AGILE MINDSET & BEHAVIOURAL SCIENCE

  • Martha Ferez, Robert Ord, Michelle Weatherup
  • Published: 04 October 2022

 

The connections between Behavioural Science and an Agile mindset give rise to valuable synergies.


Sitting at the intersection of psychology,
neuroscience, sociology, and economics, Behavioral Science helps us understand how and why people make decisions – conscious and unconscious – leading them to act in a certain way.

An Agile mindset – often referred to as ‘agility’ or ‘being agile’ – means being open to change whilst working collaboratively with multi-skilled teams and leveraging an iterative approach to deliver value faster in an evolving environment.

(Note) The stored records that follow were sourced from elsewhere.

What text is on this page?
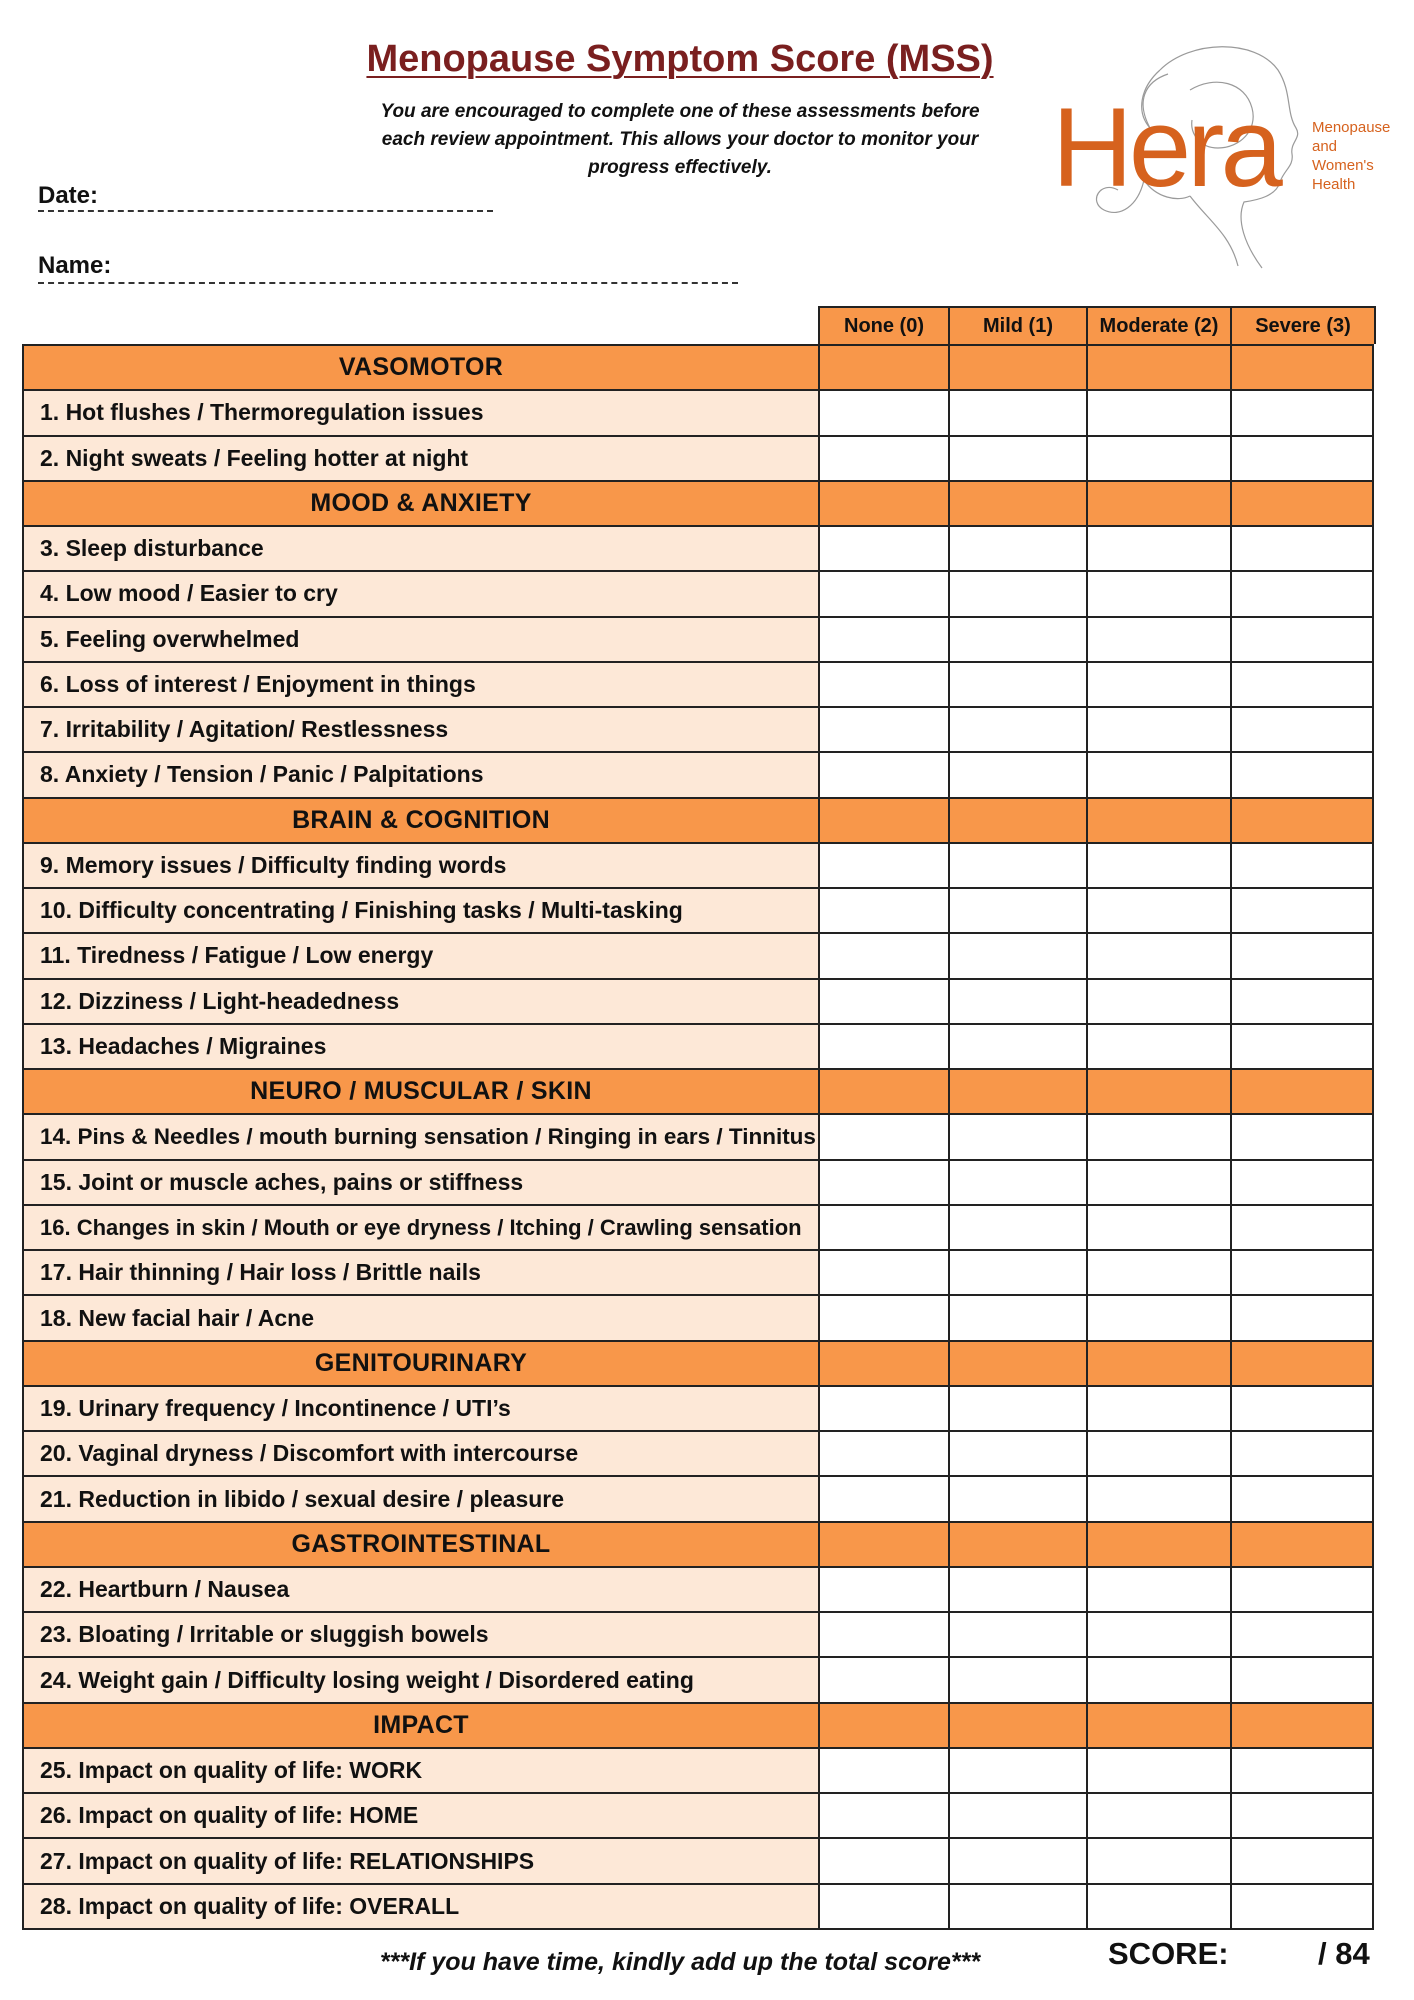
Menopause Symptom Score (MSS)
You are encouraged to complete one of these assessments before
each review appointment. This allows your doctor to monitor your
progress effectively.
Date:
Name:
Hera Menopause
and
Women's
Health
None (0)	Mild (1)	Moderate (2)	Severe (3)
VASOMOTOR
1. Hot flushes / Thermoregulation issues
2. Night sweats / Feeling hotter at night
MOOD & ANXIETY
3. Sleep disturbance
4. Low mood / Easier to cry
5. Feeling overwhelmed
6. Loss of interest / Enjoyment in things
7. Irritability / Agitation/ Restlessness
8. Anxiety / Tension / Panic / Palpitations
BRAIN & COGNITION
9. Memory issues / Difficulty finding words
10. Difficulty concentrating / Finishing tasks / Multi-tasking
11. Tiredness / Fatigue / Low energy
12. Dizziness / Light-headedness
13. Headaches / Migraines
NEURO / MUSCULAR / SKIN
14. Pins & Needles / mouth burning sensation / Ringing in ears / Tinnitus
15. Joint or muscle aches, pains or stiffness
16. Changes in skin / Mouth or eye dryness / Itching / Crawling sensation
17. Hair thinning / Hair loss / Brittle nails
18. New facial hair / Acne
GENITOURINARY
19. Urinary frequency / Incontinence / UTI’s
20. Vaginal dryness / Discomfort with intercourse
21. Reduction in libido / sexual desire / pleasure
GASTROINTESTINAL
22. Heartburn / Nausea
23. Bloating / Irritable or sluggish bowels
24. Weight gain / Difficulty losing weight / Disordered eating
IMPACT
25. Impact on quality of life: WORK
26. Impact on quality of life: HOME
27. Impact on quality of life: RELATIONSHIPS
28. Impact on quality of life: OVERALL
***If you have time, kindly add up the total score***	SCORE:	/ 84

There are many Behavioural Science concepts that explain different aspects of how and why our brain makes decisions, some of which align perfectly with an Agile mindset. Agile practitioners should be aware of them to understand how an Agile mind naturally aligns to what suits our brain best when creating emergent solutions for complex problems.

Below are three examples setting out how Behavioural Science concepts can be used beneficially by Agile practitioners.

 

1. The Endowment Effect refers to a cognitive bias that causes individuals to over-value an owned object (or one that they helped create). Rather than fighting this bias, individuals can lean into Agile mindset values and principles to acknowledge, understand and embrace it to unlock several delivery benefits.

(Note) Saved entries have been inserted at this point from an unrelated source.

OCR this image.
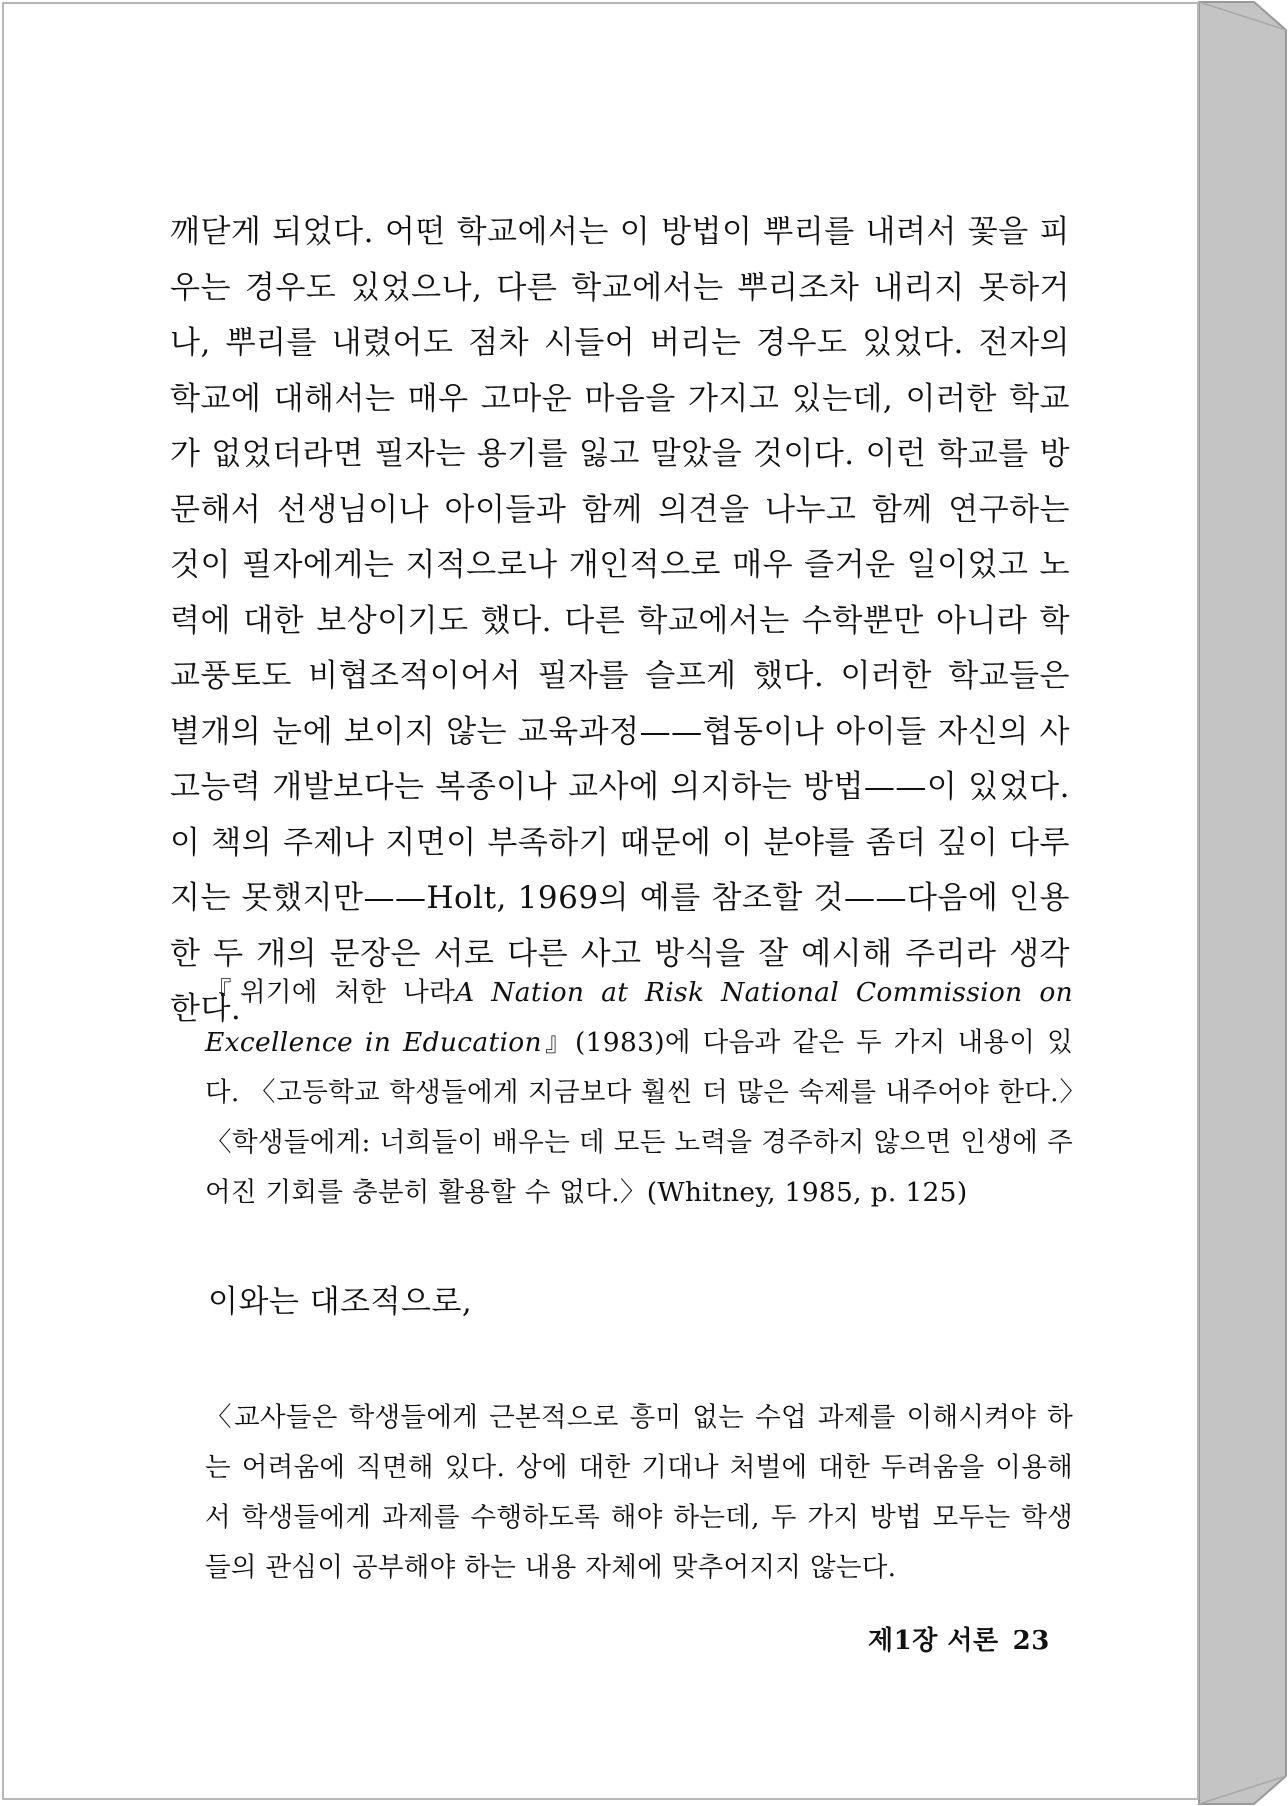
깨닫게 되었다. 어떤 학교에서는 이 방법이 뿌리를 내려서 꽃을 피우는 경우도 있었으나, 다른 학교에서는 뿌리조차 내리지 못하거나, 뿌리를 내렸어도 점차 시들어 버리는 경우도 있었다. 전자의 학교에 대해서는 매우 고마운 마음을 가지고 있는데, 이러한 학교가 없었더라면 필자는 용기를 잃고 말았을 것이다. 이런 학교를 방문해서 선생님이나 아이들과 함께 의견을 나누고 함께 연구하는 것이 필자에게는 지적으로나 개인적으로 매우 즐거운 일이었고 노력에 대한 보상이기도 했다. 다른 학교에서는 수학뿐만 아니라 학교풍토도 비협조적이어서 필자를 슬프게 했다. 이러한 학교들은 별개의 눈에 보이지 않는 교육과정——협동이나 아이들 자신의 사고능력 개발보다는 복종이나 교사에 의지하는 방법——이 있었다. 이 책의 주제나 지면이 부족하기 때문에 이 분야를 좀더 깊이 다루지는 못했지만——Holt, 1969의 예를 참조할 것——다음에 인용한 두 개의 문장은 서로 다른 사고 방식을 잘 예시해 주리라 생각한다.

『위기에 처한 나라A Nation at Risk National Commission on Excellence in Education』(1983)에 다음과 같은 두 가지 내용이 있다. 〈고등학교 학생들에게 지금보다 훨씬 더 많은 숙제를 내주어야 한다.〉〈학생들에게: 너희들이 배우는 데 모든 노력을 경주하지 않으면 인생에 주어진 기회를 충분히 활용할 수 없다.〉(Whitney, 1985, p. 125)

이와는 대조적으로,

〈교사들은 학생들에게 근본적으로 흥미 없는 수업 과제를 이해시켜야 하는 어려움에 직면해 있다. 상에 대한 기대나 처벌에 대한 두려움을 이용해서 학생들에게 과제를 수행하도록 해야 하는데, 두 가지 방법 모두는 학생들의 관심이 공부해야 하는 내용 자체에 맞추어지지 않는다.

제1장 서론 23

  • How: An Agile mind collaborates with multi-skilled teams whilst continuously gathering feedback to collectively develop a solution, product, or methodology. 
  • Benefit: This approach endows the contributors with a sense of ownership that results in a higher acceptance rate from the involved users and stakeholders, increasing change sustainability. It also drives innovation and decreases delivery risk.

2. Motivation Science states that action leads to motivation (not the other way around). Starting with a small set of actions builds motivation momentum which overrides the overwhelming feeling when confronting large tasks. This behaviour is driven by instant gratification, which results when emotion rules over reason prioritising immediate rewards over long-term goals.

  • How: An Agile mind breaks down a large deliverable into smaller chunks of value that can be iterated and scaled over time. The smaller deliverables are immediately useful to the client addressing pressing requirements and providing frequent gratification.
  • Benefit: Team and stakeholders who are frequently motivated to deliver an iterative emerging solution are able to stay engaged throughout the implementation phase, despite the daunting overall size of the task and limited information – increasing the probability of long-term goals being delivered.

3. Nudging is an intervention that influences people's behaviour in a predictable way but without blocking any options or changing economic incentives and thus preserving freedom of choice. 

  • How: An agile mind creates spaces for the team to reflect often. They provide team members with the psychological safety to speak up about what could be improved and what is going well.
  • Benefit: These moments of safe reflection provide a nudge for team members to speak up and for leaders to truly listen. This space nudges innovation, strategy reviews, reprioritization, change requests and commitment to the agreed actions. 


Accordingly, desired Agile behaviours not only enable agile benefits, but also create positive and nurturing behavioural conditions for our brain to thrive when dealing with complex change. Below are the key takeaways to remind Agile practitioners to leverage synergies between Agile mindset and Behavioural Science to add even more value at work:

  • Collaboration in design and production not only prompts diverse thinking, but also yields better user acceptance.
  • Iterative delivery not only enables delivery of minimum viable products that are immediately valuable to the client, but also fosters greater motivation.
  • Regular reflection not only facilitates regular feedback to assess if reprioritization or replanning is needed, but also nudges innovative and critical thinking.

Behavioural Science plays a key role in increasing motivation, collaboration and innovation within teams when embedding an Agile mindset in a complex change environment.